As part of the formation given at the Sacred Heart Major Seminary, seminarians are encouraged to undertake a voluntary experience that will help them in their formation. This year, Ġorġ Pisani, one of our two seminarians, was assigned to help in the organisation of three summer camps in Kosovo organised by the Missionaries of Charity for poor children in the city of Peja. This is how he narrates his experience.

Three summer camps were organised, one for the local children living in the neighbourhood, another one for the Roma children (as they lived in a different neighbourhood in Peja), and another summer camp for children living in the outskirts of Peja. Preparations started well before, with meetings starting in March as well as collecting materials and resources for the crafts that were to be made during the summer camp.

Our usual routine consisted in having breakfast together while discussing our programme for the day and ironing out the final details regarding the activities planned for the day. For the first group we used to do the summer camp in a public park in the heart of the city, situated some twenty minutes away from where we were stationed, while a minibus service was provided by the sisters for the children who did not live in the vicinity of the park. For the second group we would take a fifteen-minute bus ride to arrive in an empty field where the summer camp was conducted, while for the last summer camp we would take a bus ride longer than 45 minutes were we would do the summer camp in a private field which we were permitted to use.

The summer camp commenced by gathering the children into a circle and playing some music to dance with them. Afterwards we would divide the children into three groups based on their age, with myself, another Maltese volunteer and three other Kosovar volunteers responsible for the eldest group. Afterwards we would distribute a snack and then start doing crafts with the children. We would start by explaining to the Kosovar volunteers how the crafts were to be done and then they would explain to the children how to do the crafts in their native language, Albanian. We would then assist the children in their crafts and also participate in the games with them. The summer camp would end with some more music and dancing, after the morning had ended.

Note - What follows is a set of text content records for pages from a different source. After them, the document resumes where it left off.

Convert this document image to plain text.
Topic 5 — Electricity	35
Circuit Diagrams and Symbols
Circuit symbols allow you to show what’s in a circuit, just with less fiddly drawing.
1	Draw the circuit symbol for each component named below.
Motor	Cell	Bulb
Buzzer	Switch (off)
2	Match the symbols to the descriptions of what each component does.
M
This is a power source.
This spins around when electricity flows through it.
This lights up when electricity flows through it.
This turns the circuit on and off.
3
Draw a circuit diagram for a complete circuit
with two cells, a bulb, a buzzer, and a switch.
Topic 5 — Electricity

Afterwards we would return back to the sisters’ convent to share a small meal with all the volunteers. We would return in the afternoon to decide the activities and crafts for the following day as well as to pack the materials needed. We would also sometimes spend some time with lodgers suffering from dementia and other mental disabilities cared for by the Sisters of Mother Theresa, doing activities with them or simply helping them have a good time.

This was a wonderful experience not only for the beautiful memories and new friendships forged, but for the possibility of enjoying the simplicity in life, not to mention witnessing the sheer joy on the children’s faces with the simplest of things. I would strongly recommend to anyone who is able-bodied to partake in a voluntary experience, as it is such an enriching moment.